Dataset Splits Yes We use three ID evaluation datasets and seven OOD datasets across sentiment analysis, toxicity detection, and news topic classification. Each task model is optimized for the ID evaluation set either through finetuning for BERT and T5, or prompting with Falcon. The training splits for the OOD datasets are not used. We keep this benchmark s selection of ID and OOD splits. In this experiment, we study whether LLM-TTA can improve task model robustness across data scales. We train 5 BERT models on 5%, 10%, 20%, 40%, and 80% of the ID training set for each of our three tasks. The base models and hyperparameters are identical across runs and follow the training regime outlined in appendix section Appendix A.5. We build each balanced training subset via stratified random sampling across classes.

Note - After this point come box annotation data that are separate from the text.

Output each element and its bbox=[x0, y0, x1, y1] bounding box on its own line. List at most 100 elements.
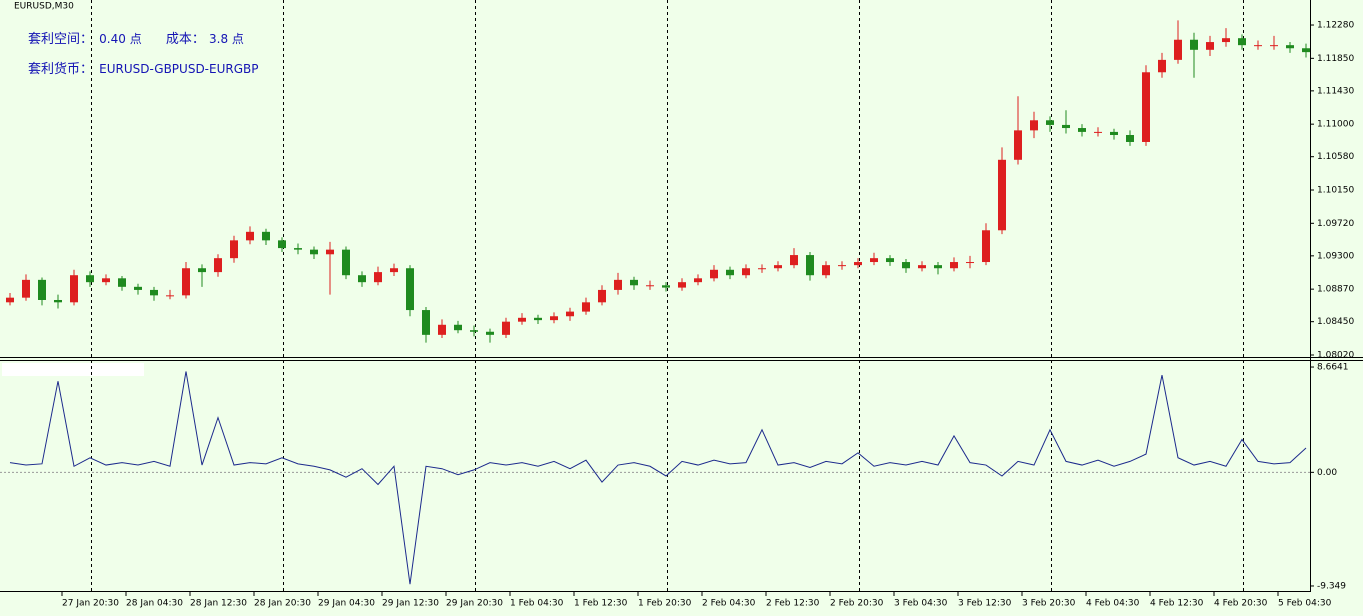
candle-body bbox=[1094, 131, 1102, 133]
time-label: 29 Jan 20:30 bbox=[446, 599, 503, 609]
candle-body bbox=[1270, 45, 1278, 47]
candle-body bbox=[1110, 131, 1118, 136]
time-label: 28 Jan 12:30 bbox=[190, 599, 247, 609]
candle-body bbox=[742, 268, 750, 276]
info-line: 套利空间： 0.40 点 成本： 3.8 点 bbox=[28, 28, 244, 47]
y-tick-label: 1.09300 bbox=[1317, 251, 1354, 261]
candle-body bbox=[502, 321, 510, 335]
time-label: 29 Jan 12:30 bbox=[382, 599, 439, 609]
y-tick-label: 1.11430 bbox=[1317, 86, 1354, 96]
candle-body bbox=[598, 289, 606, 303]
candle-body bbox=[822, 265, 830, 276]
time-label: 29 Jan 04:30 bbox=[318, 599, 375, 609]
y-tick-label: 1.10150 bbox=[1317, 186, 1354, 196]
time-label: 28 Jan 20:30 bbox=[254, 599, 311, 609]
time-label: 1 Feb 12:30 bbox=[574, 599, 628, 609]
indicator-label-box bbox=[2, 363, 144, 376]
candle-body bbox=[614, 279, 622, 290]
candle-body bbox=[374, 272, 382, 283]
time-label: 4 Feb 20:30 bbox=[1214, 599, 1268, 609]
candle-body bbox=[294, 248, 302, 250]
candle-body bbox=[870, 258, 878, 263]
candle-body bbox=[950, 262, 958, 269]
candle-body bbox=[1206, 42, 1214, 50]
time-label: 1 Feb 20:30 bbox=[638, 599, 692, 609]
candle-body bbox=[854, 262, 862, 266]
candle-body bbox=[1302, 48, 1310, 53]
y-tick-label: 0.00 bbox=[1317, 468, 1337, 478]
candle-body bbox=[902, 262, 910, 269]
candle-body bbox=[70, 275, 78, 303]
candle-body bbox=[182, 268, 190, 296]
candle-body bbox=[678, 282, 686, 288]
candle-body bbox=[134, 286, 142, 290]
candle-body bbox=[1126, 135, 1134, 142]
y-tick-label: 1.12280 bbox=[1317, 21, 1354, 31]
candle-body bbox=[758, 268, 766, 270]
candle-body bbox=[1014, 130, 1022, 160]
candle-body bbox=[534, 317, 542, 321]
candle-body bbox=[214, 258, 222, 273]
candle-body bbox=[422, 310, 430, 335]
candle-body bbox=[198, 268, 206, 273]
y-tick-label: 1.10580 bbox=[1317, 152, 1354, 162]
candle-body bbox=[102, 278, 110, 283]
candle-body bbox=[118, 278, 126, 287]
candle-body bbox=[38, 279, 46, 300]
y-tick-label: 1.11000 bbox=[1317, 120, 1354, 130]
y-tick-label: 1.08870 bbox=[1317, 285, 1354, 295]
value: EURUSD-GBPUSD-EURGBP bbox=[99, 62, 259, 76]
value: 0.40 点 bbox=[99, 32, 142, 46]
candle-body bbox=[1286, 45, 1294, 49]
time-label: 5 Feb 04:30 bbox=[1278, 599, 1332, 609]
candle-body bbox=[518, 317, 526, 322]
y-tick-label: 1.08450 bbox=[1317, 317, 1354, 327]
label: 套利货币： bbox=[28, 62, 94, 77]
y-tick-label: -9.349 bbox=[1317, 581, 1346, 591]
candle-body bbox=[1222, 38, 1230, 43]
time-label: 27 Jan 20:30 bbox=[62, 599, 119, 609]
candle-body bbox=[1158, 59, 1166, 73]
candle-body bbox=[1142, 72, 1150, 142]
candle-body bbox=[262, 231, 270, 241]
candle-body bbox=[710, 269, 718, 279]
candle-body bbox=[470, 330, 478, 332]
candle-body bbox=[166, 295, 174, 297]
candle-body bbox=[966, 262, 974, 264]
y-tick-label: 8.6641 bbox=[1317, 363, 1349, 373]
candle-body bbox=[886, 258, 894, 263]
candle-body bbox=[838, 265, 846, 267]
time-label: 3 Feb 12:30 bbox=[958, 599, 1012, 609]
candle-body bbox=[1078, 128, 1086, 132]
time-label: 4 Feb 04:30 bbox=[1086, 599, 1140, 609]
candle-body bbox=[790, 255, 798, 266]
candle-body bbox=[406, 268, 414, 311]
candle-body bbox=[726, 269, 734, 276]
value: 3.8 点 bbox=[209, 32, 244, 46]
candle-body bbox=[662, 285, 670, 288]
time-label: 1 Feb 04:30 bbox=[510, 599, 564, 609]
candle-body bbox=[982, 230, 990, 263]
info-line: 套利货币： EURUSD-GBPUSD-EURGBP bbox=[28, 58, 258, 77]
candle-body bbox=[646, 285, 654, 287]
candle-body bbox=[630, 279, 638, 286]
label: 成本： bbox=[165, 32, 205, 47]
candle-body bbox=[1062, 124, 1070, 129]
time-label: 2 Feb 04:30 bbox=[702, 599, 756, 609]
label: 套利空间： bbox=[28, 32, 94, 47]
y-tick-label: 1.11850 bbox=[1317, 54, 1354, 64]
candle-body bbox=[918, 265, 926, 269]
time-label: 28 Jan 04:30 bbox=[126, 599, 183, 609]
candle-body bbox=[390, 268, 398, 273]
time-label: 3 Feb 20:30 bbox=[1022, 599, 1076, 609]
candle-body bbox=[454, 324, 462, 331]
candle-body bbox=[86, 275, 94, 283]
candle-body bbox=[934, 265, 942, 269]
window-title: EURUSD,M30 bbox=[14, 2, 74, 12]
candle-body bbox=[566, 311, 574, 317]
candle-body bbox=[230, 240, 238, 259]
candle-body bbox=[582, 302, 590, 312]
time-label: 2 Feb 12:30 bbox=[766, 599, 820, 609]
candle-body bbox=[342, 249, 350, 276]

Hardware Specification No The paper mentions general compute resources in the acknowledgements like "Eleuther AI for permitting access to their compute resources" and "University of Virginia Research Computing team for providing access to excellent high-performance computing resources" but does not specify any particular GPU or CPU models, memory sizes, or detailed system configurations used for the experiments.
Software Dependencies No The paper mentions several models and tools, such as "BERT (Devlin et al., 2019)", "T5-Large (Raffel et al., 2020)", "Falcon-7b (Almazrouei et al., 2023)", "nlpaug recommended by Lu et al. (2022)", "Hugging Face Transformers library (Wolf et al., 2019)", and "GPT-3.5 Turbo Brown et al. (2020) (6/7/23 version)". However, it does not provide specific version numbers for the `nlpaug` library or the `Hugging Face Transformers` library which are key ancillary software components.
Experiment Setup Yes Following the suggested baseline in Mosbach et al. (2020), we used a batch size of 32 examples, weight decay of 0.01, and a linear learning rate schedule peaking at 2e-5. We use Stable Beluga 2-7B (SB2) to generate augmentations. TTA: OOD Generations. For LLM-TTA and back-translation, we generate four augmentations for each test input using temperature-based decoding with a temperature of 0.3. ICR uses 16 randomly selected unlabeled exemplars balanced across classes sourced from the ID training set. Back-translation uses the Hugging Face generation pipeline API. Text is translated from English to German (facebook/wmt19-en-de) and then back into English (facebook/wmt19-de-en). The generation parameters are four return sequences, temperature of 0.7, four beams, four beam groups, top-P of 0.95, top_k of 0, repetition penalty of 10.0, diversity penalty of 1.0, and no repeating n-gram size of 2. LLM Classifier Inference. Each prompt contains 16 in-distribution training examples selected and ordered randomly within the prompt with a random seed of 42. Examples in the prompt are balanced across classes. Greedy decoding is used with a max of 10 new tokens.